Our study showed significant difference in physical activity levels between male and female students. Insignificant relationship between gender and physical activity had been documented by previous studies [18, 32]. Although, other studies either disclosed higher level of physical activity among males [30, 31, 33] or females [34].

Our study revealed no relationship between physical activity level and BMI. This finding is in consistent with earlier studies which revealed no significant association between physical activity level and prevalence of obesity among medical students [18, 35, 36]. However, other studies showed either positive [30, 37] or negative relationship [38, 39].
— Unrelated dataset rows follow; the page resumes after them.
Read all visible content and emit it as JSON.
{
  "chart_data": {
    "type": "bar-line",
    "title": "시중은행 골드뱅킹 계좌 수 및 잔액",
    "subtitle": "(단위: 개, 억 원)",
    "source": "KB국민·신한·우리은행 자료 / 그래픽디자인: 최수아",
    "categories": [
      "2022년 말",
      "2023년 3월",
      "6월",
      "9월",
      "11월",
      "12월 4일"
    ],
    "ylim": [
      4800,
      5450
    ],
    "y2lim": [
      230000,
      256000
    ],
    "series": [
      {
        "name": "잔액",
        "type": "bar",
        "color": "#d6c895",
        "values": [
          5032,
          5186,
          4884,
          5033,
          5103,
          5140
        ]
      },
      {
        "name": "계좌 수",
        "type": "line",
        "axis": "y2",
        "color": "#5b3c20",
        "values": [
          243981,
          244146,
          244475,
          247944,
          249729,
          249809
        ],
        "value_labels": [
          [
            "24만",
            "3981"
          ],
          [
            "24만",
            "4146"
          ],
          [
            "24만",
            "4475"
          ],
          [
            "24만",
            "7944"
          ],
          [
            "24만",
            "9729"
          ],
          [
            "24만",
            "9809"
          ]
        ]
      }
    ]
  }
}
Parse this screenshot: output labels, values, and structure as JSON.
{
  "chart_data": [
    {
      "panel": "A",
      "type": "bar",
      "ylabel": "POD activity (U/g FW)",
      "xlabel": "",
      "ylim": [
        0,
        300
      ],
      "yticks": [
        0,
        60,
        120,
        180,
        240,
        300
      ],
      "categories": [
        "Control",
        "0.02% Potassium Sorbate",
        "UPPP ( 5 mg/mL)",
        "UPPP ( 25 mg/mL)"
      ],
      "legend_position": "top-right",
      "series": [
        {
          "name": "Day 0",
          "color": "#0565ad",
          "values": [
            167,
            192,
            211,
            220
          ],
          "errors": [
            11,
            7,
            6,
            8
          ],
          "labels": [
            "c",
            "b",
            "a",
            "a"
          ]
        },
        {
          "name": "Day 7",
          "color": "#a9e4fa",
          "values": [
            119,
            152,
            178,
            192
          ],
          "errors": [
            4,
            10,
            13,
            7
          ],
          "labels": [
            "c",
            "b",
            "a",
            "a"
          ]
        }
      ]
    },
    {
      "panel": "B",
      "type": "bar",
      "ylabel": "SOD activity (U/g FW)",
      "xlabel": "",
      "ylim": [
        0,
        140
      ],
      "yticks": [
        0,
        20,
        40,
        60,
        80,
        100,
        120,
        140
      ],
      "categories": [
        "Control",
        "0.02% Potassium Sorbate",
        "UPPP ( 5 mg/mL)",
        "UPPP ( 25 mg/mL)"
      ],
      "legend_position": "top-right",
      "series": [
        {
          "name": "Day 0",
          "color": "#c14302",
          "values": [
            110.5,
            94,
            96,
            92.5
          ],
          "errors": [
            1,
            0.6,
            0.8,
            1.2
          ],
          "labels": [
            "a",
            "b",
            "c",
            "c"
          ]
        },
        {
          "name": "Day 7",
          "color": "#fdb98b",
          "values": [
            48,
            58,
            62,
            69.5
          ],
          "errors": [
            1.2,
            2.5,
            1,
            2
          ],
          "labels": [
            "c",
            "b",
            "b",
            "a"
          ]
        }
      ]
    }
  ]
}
The current study, distinguished between different eating patterns of eating behaviors, the uncontrolled eating, conscious restraints and emotional eating by using the TFEQ-r18 which had been used previously [40]. There was significant relationship between BMI and eating behaviors which is similar to previous work which revealed significant relationship between eating behavior and BMI [41].

The limitations of this study are it was conducted among one university and only among medical students. And we utilized only short IPAQ version. However, it is the first study, in Sudan, that used well-recognized and validated methods to assess physical activity level and eating behavior.

Conclusion

In conclusion, low physical activity level and unhealthy eating behavior among medical study encourages implementation of health education programs about obesity and risk factors among medical students. Extracurricular physical sports and activates should be implemented by the administrations to encourage students to be more physically active in particular among female students.

Further studies are needed to detect determinants of obesity in non-medical students and in general population in aim to compare and to explore the possible mechanisms behind obesity among young adults.